Although insects lack the adaptive immune system of vertebrates they have been widely used to study the virulence of microbial pathogens and to assess the efficacy of antimicrobial drugs due to the common cellular and humoral functions seen in both insect and mammal innate immune systems., G. mellonella larvae are widely used as in vivo models to screen pathogens and give results within 24–48 h. Larvae may be incubated at 30–37°C enabling the study of temperature-dependent virulence factors. Assessment of the virulence of microbial pathogens or the efficacy of antimicrobial agents can be assessed by monitoring a number of parameters in G. mellonella including the degree of melanization in response to a pathogen, larval death, alterations in fungal burden, alterations in hemocyte densities and/or function, alteration in gene expression or internal proteome.-

The use of G. mellonella larvae in the assessment of fungal virulence has been demonstrated using Candida albicans,, Aspergillus fumigatus, and Cryptococcus neoformans., A variety of bacterial pathogens, including Listeria monocytogenes, and Bacillus species,, have also been screened in G. mellonella larvae.

G. mellonella larvae have been used to evaluate the efficacy of amphotericin B, fluconazole, and flucytosine for the treatment of C. neoformans infection. The larvae have also been used to assess the in vivo activity of novel silver-based compounds both for their antimicrobial effects and immune priming ability. In addition, Drosophila have been utilized as a high-throughput screening system for the identification of antifungal agents effective against Aspergillus infection. A recent study that examined the ability of caspofungin to retard C. albicans infection in G. mellonella larvae demonstrated the ability of the drug to prime the immune response of the insect. This is a significant finding since it illustrated that administration of agents with no inherent antimicrobial properties (e.g., glucan) will trigger a protective immune response capable of killing bacteria and fungi. This indicates that when using Galleria researchers must differentiate between the in vivo anti-microbial effects of an agent and also the immune priming effect.

The work of Mukherjee et al. in this issue represents a highly significant advance in the potential use of G. mellonella larvae. In their paper the authors describe the use of G. mellonella larvae as a model for studying Listeria infection and demonstrate the production of antimicrobial peptides with anti-Listeria activity. Significantly, they also recorded the presence of melanized cellular aggregates (nodules) containing immobilized bacteria on the surface of the brains of larvae. Significantly, similar structures are evident on the brain of humans infected with Listeria. The ability of inhibitors such as diclofenac, arachidonic acid, and rapamycin to disrupt the development of Listeria infection and inhibit the formation of neural nodules was demonstrated.
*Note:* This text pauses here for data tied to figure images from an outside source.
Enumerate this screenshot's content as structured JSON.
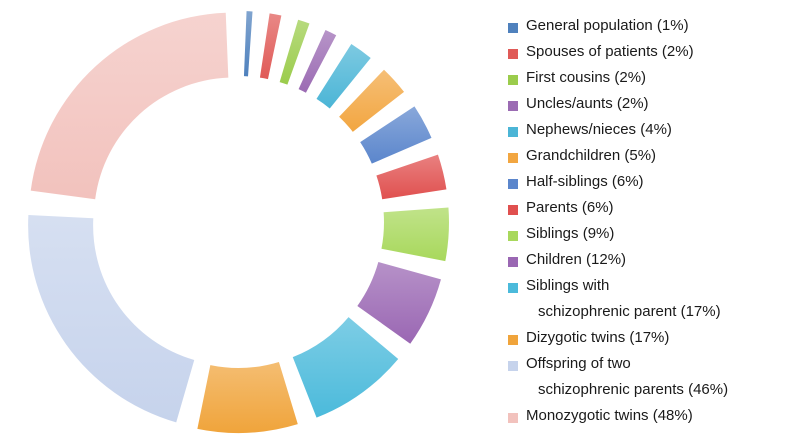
{
  "chart_data": {
    "type": "pie",
    "variant": "exploded-donut",
    "title": "",
    "categories": [
      "General population (1%)",
      "Spouses of patients (2%)",
      "First cousins (2%)",
      "Uncles/aunts (2%)",
      "Nephews/nieces (4%)",
      "Grandchildren (5%)",
      "Half-siblings (6%)",
      "Parents (6%)",
      "Siblings (9%)",
      "Children (12%)",
      "Siblings with schizophrenic parent (17%)",
      "Dizygotic twins (17%)",
      "Offspring of two schizophrenic parents (46%)",
      "Monozygotic twins (48%)"
    ],
    "values": [
      1,
      2,
      2,
      2,
      4,
      5,
      6,
      6,
      9,
      12,
      17,
      17,
      46,
      48
    ],
    "legend_position": "right",
    "legend": [
      {
        "line1": "General population (1%)",
        "line2": "",
        "color": "#4f81bd"
      },
      {
        "line1": "Spouses of patients (2%)",
        "line2": "",
        "color": "#e05a57"
      },
      {
        "line1": "First cousins (2%)",
        "line2": "",
        "color": "#9bcc4c"
      },
      {
        "line1": "Uncles/aunts (2%)",
        "line2": "",
        "color": "#9b6bb3"
      },
      {
        "line1": "Nephews/nieces (4%)",
        "line2": "",
        "color": "#4bb5d6"
      },
      {
        "line1": "Grandchildren (5%)",
        "line2": "",
        "color": "#f2a641"
      },
      {
        "line1": "Half-siblings (6%)",
        "line2": "",
        "color": "#5b86cc"
      },
      {
        "line1": "Parents (6%)",
        "line2": "",
        "color": "#e0504f"
      },
      {
        "line1": "Siblings (9%)",
        "line2": "",
        "color": "#a8d85c"
      },
      {
        "line1": "Children (12%)",
        "line2": "",
        "color": "#9a67b3"
      },
      {
        "line1": "Siblings with",
        "line2": "schizophrenic parent (17%)",
        "color": "#4bbadb"
      },
      {
        "line1": "Dizygotic twins (17%)",
        "line2": "",
        "color": "#f0a43b"
      },
      {
        "line1": "Offspring of two",
        "line2": "schizophrenic parents (46%)",
        "color": "#c6d3ec"
      },
      {
        "line1": "Monozygotic twins (48%)",
        "line2": "",
        "color": "#f2c2bd"
      }
    ]
  }
}
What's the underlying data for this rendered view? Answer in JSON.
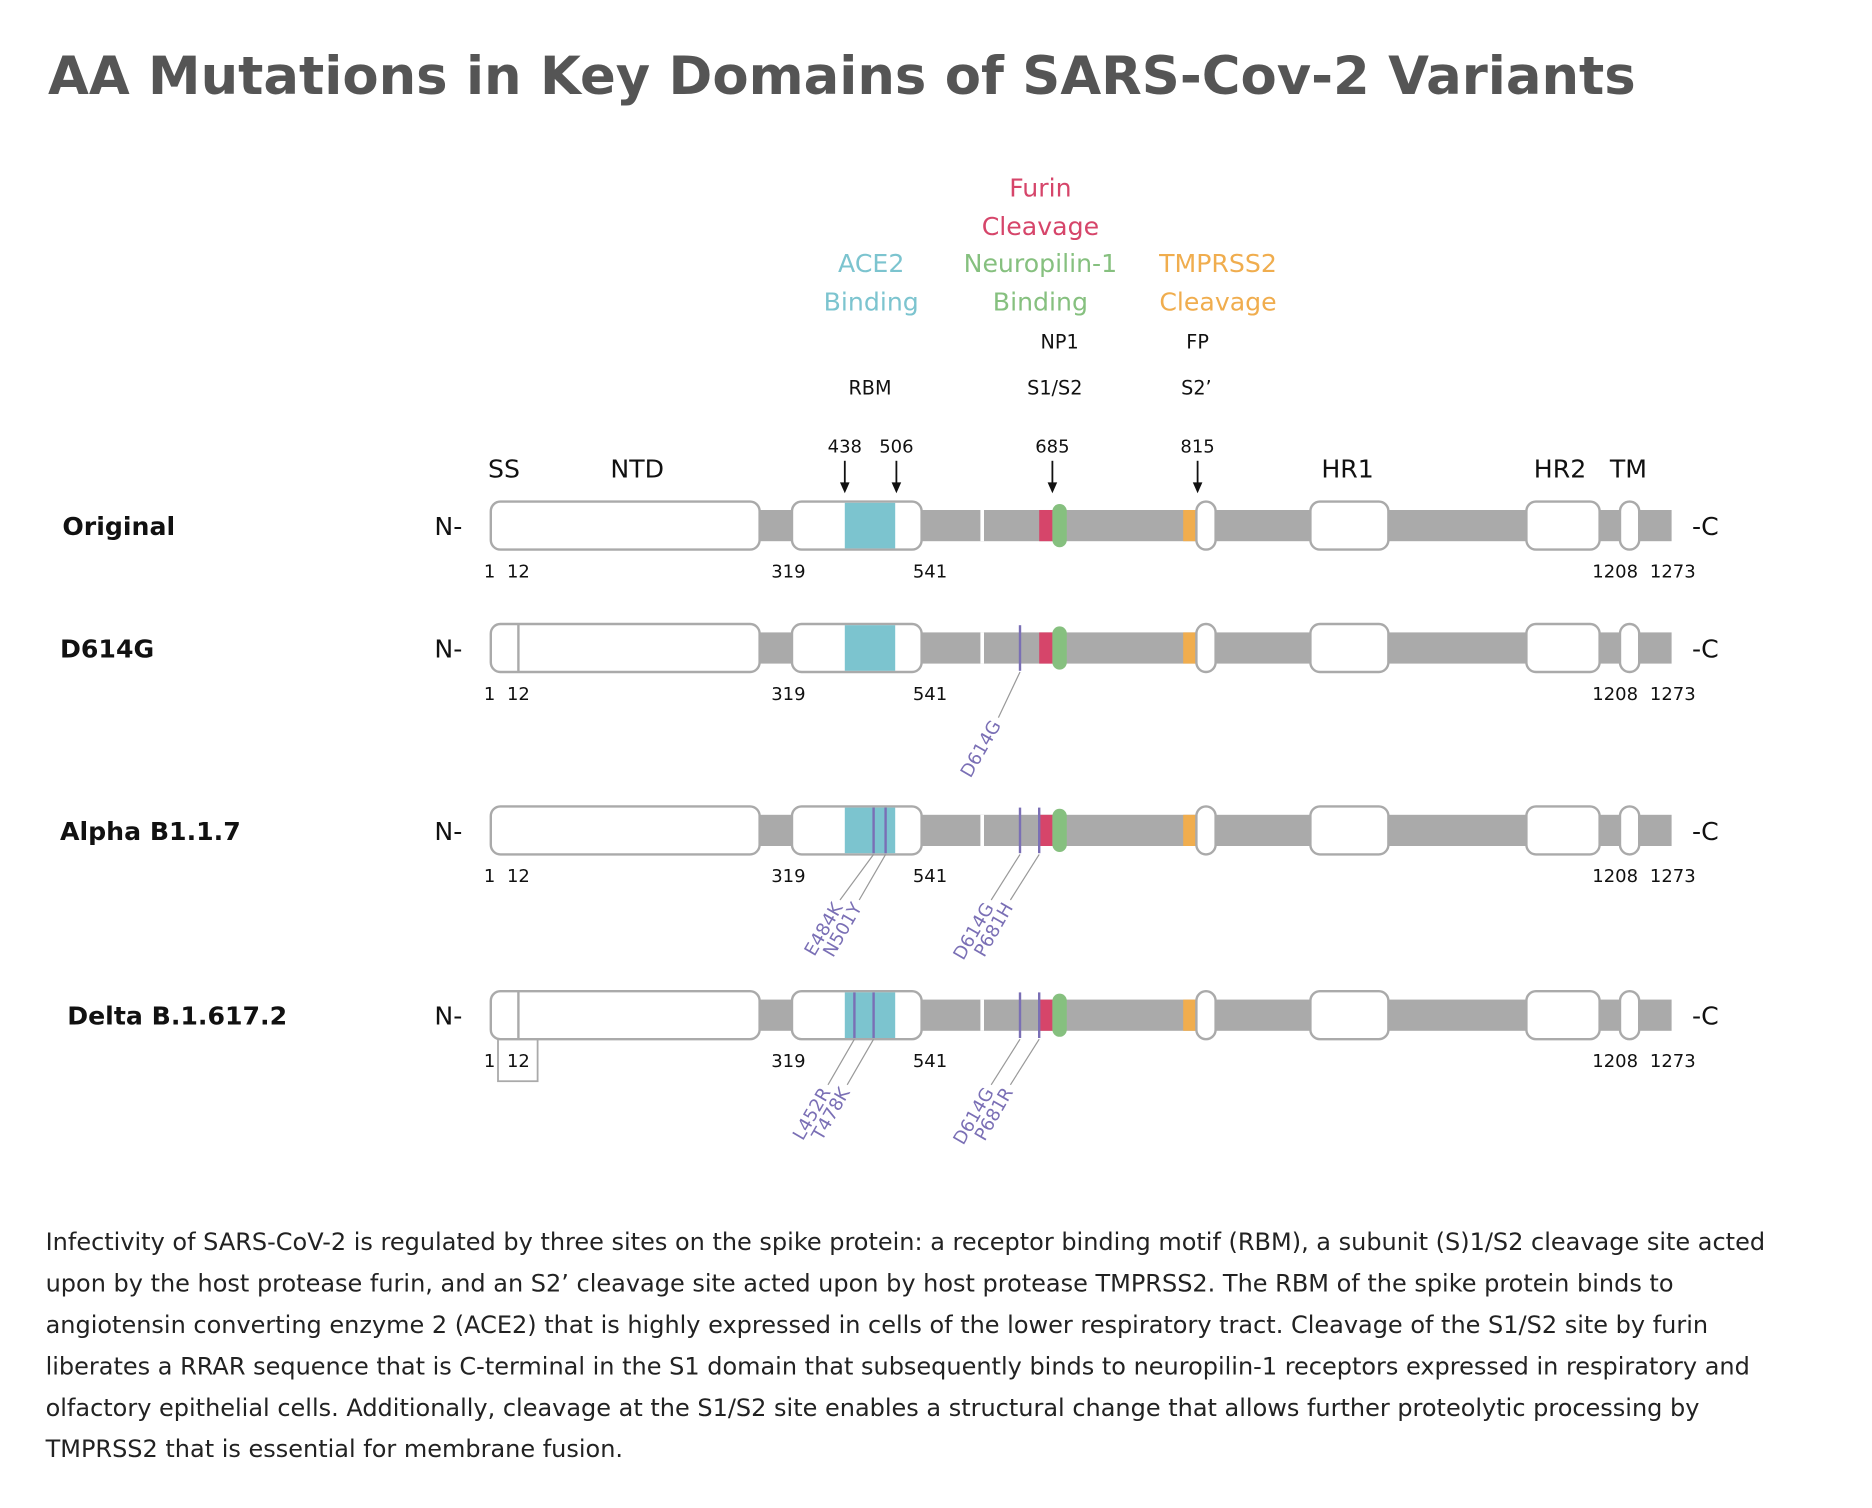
{
  "header": {
    "title": "AA Mutations in Key Domains of SARS-Cov-2 Variants"
  },
  "domains": [
    {
      "lines": [
        "ACE2",
        "Binding"
      ]
    },
    {
      "lines": [
        "Furin",
        "Cleavage"
      ]
    },
    {
      "lines": [
        "Neuropilin-1",
        "Binding"
      ]
    },
    {
      "lines": [
        "TMPRSS2",
        "Cleavage"
      ]
    }
  ],
  "sites": [
    "NP1",
    "FP",
    "RBM",
    "S1/S2",
    "S2’"
  ],
  "markers": [
    "438",
    "506",
    "685",
    "815"
  ],
  "regions": [
    "SS",
    "NTD",
    "HR1",
    "HR2",
    "TM"
  ],
  "rows": [
    {
      "name": "Original",
      "n_term": "N-",
      "c_term": "-C",
      "positions": [
        "1",
        "12",
        "319",
        "541",
        "1208",
        "1273"
      ],
      "mutations": []
    },
    {
      "name": "D614G",
      "n_term": "N-",
      "c_term": "-C",
      "positions": [
        "1",
        "12",
        "319",
        "541",
        "1208",
        "1273"
      ],
      "mutations": [
        "D614G"
      ]
    },
    {
      "name": "Alpha B1.1.7",
      "n_term": "N-",
      "c_term": "-C",
      "positions": [
        "1",
        "12",
        "319",
        "541",
        "1208",
        "1273"
      ],
      "mutations": [
        "E484K",
        "N501Y",
        "D614G",
        "P681H"
      ]
    },
    {
      "name": "Delta B.1.617.2",
      "n_term": "N-",
      "c_term": "-C",
      "positions": [
        "1",
        "12",
        "319",
        "541",
        "1208",
        "1273"
      ],
      "mutations": [
        "L452R",
        "T478K",
        "D614G",
        "P681R"
      ]
    }
  ],
  "caption": {
    "lines": [
      "Infectivity of SARS-CoV-2 is regulated by three sites on the spike protein: a receptor binding motif (RBM), a subunit (S)1/S2 cleavage site acted",
      "upon by the host protease furin, and an S2’ cleavage site acted upon by host protease TMPRSS2. The RBM of the spike protein binds to",
      "angiotensin converting enzyme 2 (ACE2) that is highly expressed in cells of the lower respiratory tract. Cleavage of the S1/S2 site by furin",
      "liberates a RRAR sequence that is C-terminal in the S1 domain that subsequently binds to neuropilin-1 receptors expressed in respiratory and",
      "olfactory epithelial cells. Additionally, cleavage at the S1/S2 site enables a structural change that allows further proteolytic processing by",
      "TMPRSS2 that is essential for membrane fusion."
    ]
  }
}
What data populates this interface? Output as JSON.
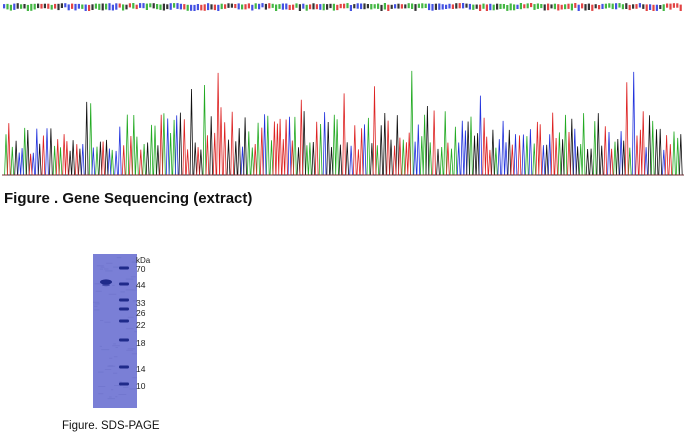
{
  "sequencing": {
    "title": "Figure . Gene Sequencing (extract)",
    "colors": {
      "A": "#22aa22",
      "C": "#2233dd",
      "G": "#111111",
      "T": "#dd2222"
    }
  },
  "gel": {
    "unit_label": "kDa",
    "markers": [
      {
        "label": "70",
        "kda": 70
      },
      {
        "label": "44",
        "kda": 44
      },
      {
        "label": "33",
        "kda": 33
      },
      {
        "label": "26",
        "kda": 26
      },
      {
        "label": "22",
        "kda": 22
      },
      {
        "label": "18",
        "kda": 18
      },
      {
        "label": "14",
        "kda": 14
      },
      {
        "label": "10",
        "kda": 10
      }
    ],
    "caption": "Figure. SDS-PAGE",
    "colors": {
      "gel_bg": "#7a7fd6",
      "band": "#1f2a8a"
    }
  }
}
Using transcriptomic analysis they demonstrated the modulation of a variety of genes in infected larvae involved in neuronal repair and response to stress.

While insects and G. mellonella larvae, in particular, have been widely exploited in recent years for studying the virulence of microbial pathogens and for assessing the efficacy of antimicrobial agents, the work of Mukherjee et al. represents an important extension to the range of applications in which larvae can be employed. For the first time a similar neural pathology has been demonstrated in insects as evident in humans thus opening the possibility of examining neural disease and repair mechanisms in insects. In addition these findings should enable the use of G. mellonella larvae for studying brain development and for rapidly evaluating the efficacy of novel drugs designed to counter a variety of neural diseases or malfunction.